The cow moose was bedded down in the shade of an aspen grove, indifferent to the man crouched nearby. Wildlife biologist Dan Thompson pointed a thin pole at one nostril of the moose, taking the temperature of the animal's breath as she inhaled and exhaled the warm summer air of Alaska's Kenai Peninsula. The measurement provided insight into how moose deal with hot weather.

"Elk, mule deer and horses, they sweat, but moose don't sweat," Thompson said, explaining how moose dissipate body heat by breathing. He learned the moose was inhaling ambient air that was 68 degrees Fahrenheit and exhaling breath a second later that was 95 degrees. Taking 60 breaths a minute, the moose was pumping excess body heat back into her environment.

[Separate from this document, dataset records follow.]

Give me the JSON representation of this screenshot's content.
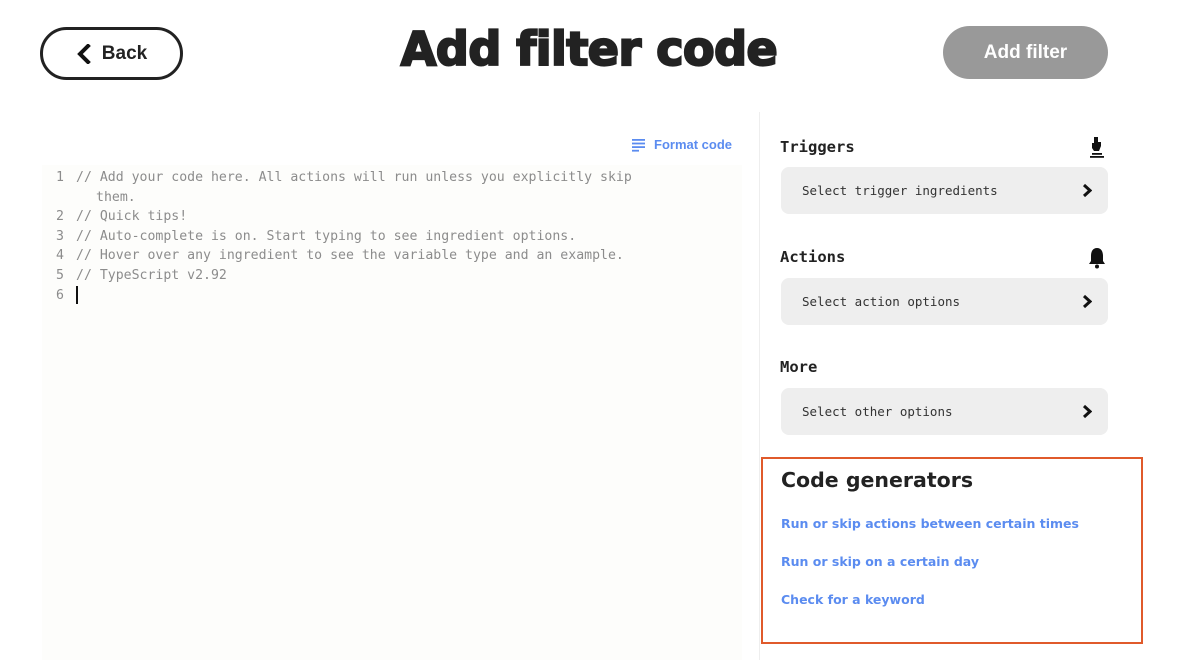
{
  "header": {
    "back_label": "Back",
    "title": "Add filter code",
    "add_filter_label": "Add filter"
  },
  "editor": {
    "format_code_label": "Format code",
    "lines": [
      {
        "num": "1",
        "text": "// Add your code here. All actions will run unless you explicitly skip",
        "continuation": "them."
      },
      {
        "num": "2",
        "text": "// Quick tips!"
      },
      {
        "num": "3",
        "text": "// Auto-complete is on. Start typing to see ingredient options."
      },
      {
        "num": "4",
        "text": "// Hover over any ingredient to see the variable type and an example."
      },
      {
        "num": "5",
        "text": "// TypeScript v2.92"
      },
      {
        "num": "6",
        "text": ""
      }
    ]
  },
  "sidebar": {
    "sections": [
      {
        "title": "Triggers",
        "icon": "hand-pointer-icon",
        "select_label": "Select trigger ingredients"
      },
      {
        "title": "Actions",
        "icon": "bell-icon",
        "select_label": "Select action options"
      },
      {
        "title": "More",
        "select_label": "Select other options"
      }
    ],
    "code_generators": {
      "title": "Code generators",
      "links": [
        "Run or skip actions between certain times",
        "Run or skip on a certain day",
        "Check for a keyword"
      ]
    }
  },
  "colors": {
    "link": "#5b8cf0",
    "highlight_border": "#e05a2b",
    "disabled_button": "#999999"
  }
}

Thompson and his colleagues at the Kenai Moose Research Center are advancing our understanding of how moose cope with heat. Moose at the center are relatively tame and range in large fenced enclosures of forests and meadows, allowing biologists to approach and even handle them. By monitoring the moose and using tools like implanted thermometers that transmit the animal's body temperature, and infrared cameras that take pictures showing warm and hot areas of the body, biologists can see how moose respond to warmer summer temperatures, how air temperature affects their body temperature, and how they respond.